Fall Anne Wünsche: Warum Abtreibungen immer noch aufregen
TV-Star Anne Wünsche spricht öffentlich über ihre bevorstehende Abtreibung. Das Recht, selbst über ihren Körper zu bestimmen, gestehen ihr nicht alle zu.
Ein dickes Plussymbol auf dem Display eines Schwangerschaftstests: Mit diesem Bild machte die deutsche Schauspielerin Anne Wünsche vergangene Woche ihre Schwangerschaft auf Instagram öffentlich. Im gleichen Atemzug kündigte sie an, das Kind nicht bekommen zu wollen.

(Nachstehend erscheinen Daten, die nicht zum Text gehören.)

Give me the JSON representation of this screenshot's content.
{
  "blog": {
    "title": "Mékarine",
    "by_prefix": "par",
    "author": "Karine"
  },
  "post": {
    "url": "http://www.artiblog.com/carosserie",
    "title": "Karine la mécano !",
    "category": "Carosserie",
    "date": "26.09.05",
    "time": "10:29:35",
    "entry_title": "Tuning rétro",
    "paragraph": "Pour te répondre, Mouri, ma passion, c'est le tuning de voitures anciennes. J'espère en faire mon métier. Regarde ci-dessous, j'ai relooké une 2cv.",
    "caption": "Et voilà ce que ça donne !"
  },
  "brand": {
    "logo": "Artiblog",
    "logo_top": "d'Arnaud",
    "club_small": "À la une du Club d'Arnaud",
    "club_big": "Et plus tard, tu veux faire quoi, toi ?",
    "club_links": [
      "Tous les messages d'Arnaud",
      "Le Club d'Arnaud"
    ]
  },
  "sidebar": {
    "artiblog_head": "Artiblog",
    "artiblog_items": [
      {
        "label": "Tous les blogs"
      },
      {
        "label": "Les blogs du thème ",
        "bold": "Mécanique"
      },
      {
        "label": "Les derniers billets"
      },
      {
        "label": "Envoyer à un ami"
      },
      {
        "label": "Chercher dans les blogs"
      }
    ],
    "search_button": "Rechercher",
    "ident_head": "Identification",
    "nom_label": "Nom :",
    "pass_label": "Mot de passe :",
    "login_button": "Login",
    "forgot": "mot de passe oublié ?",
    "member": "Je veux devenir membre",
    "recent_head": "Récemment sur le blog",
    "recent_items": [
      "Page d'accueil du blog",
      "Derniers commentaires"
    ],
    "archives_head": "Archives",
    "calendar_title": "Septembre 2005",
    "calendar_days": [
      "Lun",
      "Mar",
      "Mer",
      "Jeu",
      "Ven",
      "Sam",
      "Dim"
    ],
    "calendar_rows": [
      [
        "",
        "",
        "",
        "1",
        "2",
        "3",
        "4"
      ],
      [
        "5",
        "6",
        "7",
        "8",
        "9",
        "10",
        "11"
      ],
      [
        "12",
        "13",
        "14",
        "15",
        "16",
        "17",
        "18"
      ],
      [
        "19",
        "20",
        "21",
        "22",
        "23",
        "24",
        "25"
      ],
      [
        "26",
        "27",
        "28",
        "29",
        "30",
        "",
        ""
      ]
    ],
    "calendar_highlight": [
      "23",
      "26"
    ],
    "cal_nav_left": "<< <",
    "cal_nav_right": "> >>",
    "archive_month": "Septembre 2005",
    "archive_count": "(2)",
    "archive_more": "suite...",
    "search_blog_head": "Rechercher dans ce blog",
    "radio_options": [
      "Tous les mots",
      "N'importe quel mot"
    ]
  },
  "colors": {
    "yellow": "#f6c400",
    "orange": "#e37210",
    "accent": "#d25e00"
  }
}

Anne Wünsche ist 31 Jahre alt. Bekannt wurde sie durch TV-Formate wie "Berlin – Tag & Nacht" oder "Gute Zeiten, schlechte Zeiten". Als Influencerin baute sich die gebürtige Brandenburgerin ein zweites berufliches Standbein auf.
Wünsche hat drei Kinder, das jüngste wird bald ein Jahr alt. Die unerwartete Schwangerschaft – trotz Hormonspirale – sei ein Schock, erklärt sie. Aktuell sei sie in der siebten Schwangerschaftswoche: "Für mich steht fest: ich kann es nicht behalten." Ihr sei bewusst, dass sie für Aufsehen sorgen werde. Sie wolle dennoch "offen mit der Situation umgehen". Die Entscheidung gegen das Kind treffe sie "keineswegs leichtfertig": "Worte können nicht beschreiben, wie ich mich fühle."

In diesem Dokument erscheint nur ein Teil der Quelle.